5. Il résulte de ce qui précède, et sans qu’il soit besoin de se prononcer sur les autres moyens de la requête, que M. A est fondé à demander l’annulation de la décision par laquelle le préfet de la Dordogne a refusé de lui communiquer les trois derniers rapports d’inspection des établissements d’expérimentation animale situés sur le département de la Dordogne, en occultant dans ces documents les mentions relatives à l’identité des personnes physiques qui exercent une activité professionnelle dans les établissements contrôlés ainsi que celle des rédacteurs des rapports et de tout élément de nature à permettre leur identification.

Sur les conclusions aux fins d’injonction et d’astreinte :

6. Aux termes de l’article L. 911-1 du code de justice administrative :  » Lorsque sa décision implique nécessairement qu’une personne morale de droit public () prenne une mesure d’exécution dans un sens déterminé, la juridiction, saisie de conclusions en ce sens, prescrit, par la même décision, cette mesure assortie, le cas échéant, d’un délai d’exécution « . Aux termes de l’article L. 911-3 du même code :  » Saisie de conclusions en ce sens, la juridiction peut assortir, dans la même décision, l’injonction prescrite en application des articles L. 911-1 et L. 911-2 d’une astreinte qu’elle prononce dans les conditions prévues au présent livre et dont elle fixe la date d’effet « .

7. Il résulte de ce qui a été précédemment exposé que l’exécution du présent jugement implique nécessairement que le préfet de la Dordogne communique à M. A les trois derniers rapports d’inspection litigieux, après avoir occulté dans chacun de ces documents, les mentions permettant l’identification des personnes physiques exerçant leur activité professionnelle au sein des établissements et des inspecteurs ayant effectué ces contrôles.
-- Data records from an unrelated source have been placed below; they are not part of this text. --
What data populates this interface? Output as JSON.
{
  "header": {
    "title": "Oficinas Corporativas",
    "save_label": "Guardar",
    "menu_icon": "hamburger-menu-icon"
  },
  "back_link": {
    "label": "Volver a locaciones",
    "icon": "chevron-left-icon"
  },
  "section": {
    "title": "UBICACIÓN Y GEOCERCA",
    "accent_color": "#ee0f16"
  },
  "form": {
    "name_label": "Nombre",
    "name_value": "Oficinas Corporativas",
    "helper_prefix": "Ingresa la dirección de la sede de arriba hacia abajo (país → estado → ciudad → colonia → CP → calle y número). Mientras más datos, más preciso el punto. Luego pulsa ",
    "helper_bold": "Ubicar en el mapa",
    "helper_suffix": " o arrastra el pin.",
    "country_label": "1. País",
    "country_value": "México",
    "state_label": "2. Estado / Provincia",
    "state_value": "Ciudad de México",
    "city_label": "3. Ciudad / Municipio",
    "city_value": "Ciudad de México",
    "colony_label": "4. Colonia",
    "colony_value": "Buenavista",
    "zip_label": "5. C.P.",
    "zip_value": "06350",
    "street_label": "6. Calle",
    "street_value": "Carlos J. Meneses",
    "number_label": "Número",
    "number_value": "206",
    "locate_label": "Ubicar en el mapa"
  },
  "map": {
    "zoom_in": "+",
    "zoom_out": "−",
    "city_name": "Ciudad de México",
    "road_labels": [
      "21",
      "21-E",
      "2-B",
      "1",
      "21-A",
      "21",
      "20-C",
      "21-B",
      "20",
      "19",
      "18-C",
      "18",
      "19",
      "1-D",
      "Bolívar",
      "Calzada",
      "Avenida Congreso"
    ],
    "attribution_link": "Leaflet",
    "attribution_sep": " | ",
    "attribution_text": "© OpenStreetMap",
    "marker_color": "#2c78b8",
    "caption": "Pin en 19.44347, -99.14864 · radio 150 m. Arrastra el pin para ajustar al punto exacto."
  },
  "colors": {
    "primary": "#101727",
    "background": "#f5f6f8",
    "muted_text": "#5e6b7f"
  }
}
Il y a lieu, dès lors, d’ordonner au préfet de procéder à ces diligences dans un délai d’un mois à compter de la notification du présent jugement. Il n’y a en revanche pas lieu, dans les circonstances de l’espèce, d’assortir cette injonction d’une astreinte.

D E C I D E :

Article 1er : La décision implicite de rejet par laquelle le préfet de la Dordogne a refusé communiquer à M. A les trois rapports d’inspection des établissements d’expérimentation animale situés sur le département de la Dordogne, n° 20-074747, n° 20-036706 et n° 503314952362, est annulée.

Article 2 : Il est enjoint au préfet de la Dordogne de communiquer à M. A, dans un délai d’un mois à compter de la notification du présent jugement, les trois rapports d’inspection mentionnés à l’article précédent, après avoir occulté les mentions permettant l’identification des personnes physiques exerçant leur activité professionnelle au sein des établissements et des inspecteurs ayant effectué ces contrôles.

Article 3 : Le surplus des conclusions de la requête est rejeté.

Article 4 : Le présent jugement sera notifié à M. C A et au préfet de la Dordogne.

Rendu public par mise à disposition au greffe le 30 juin 2022.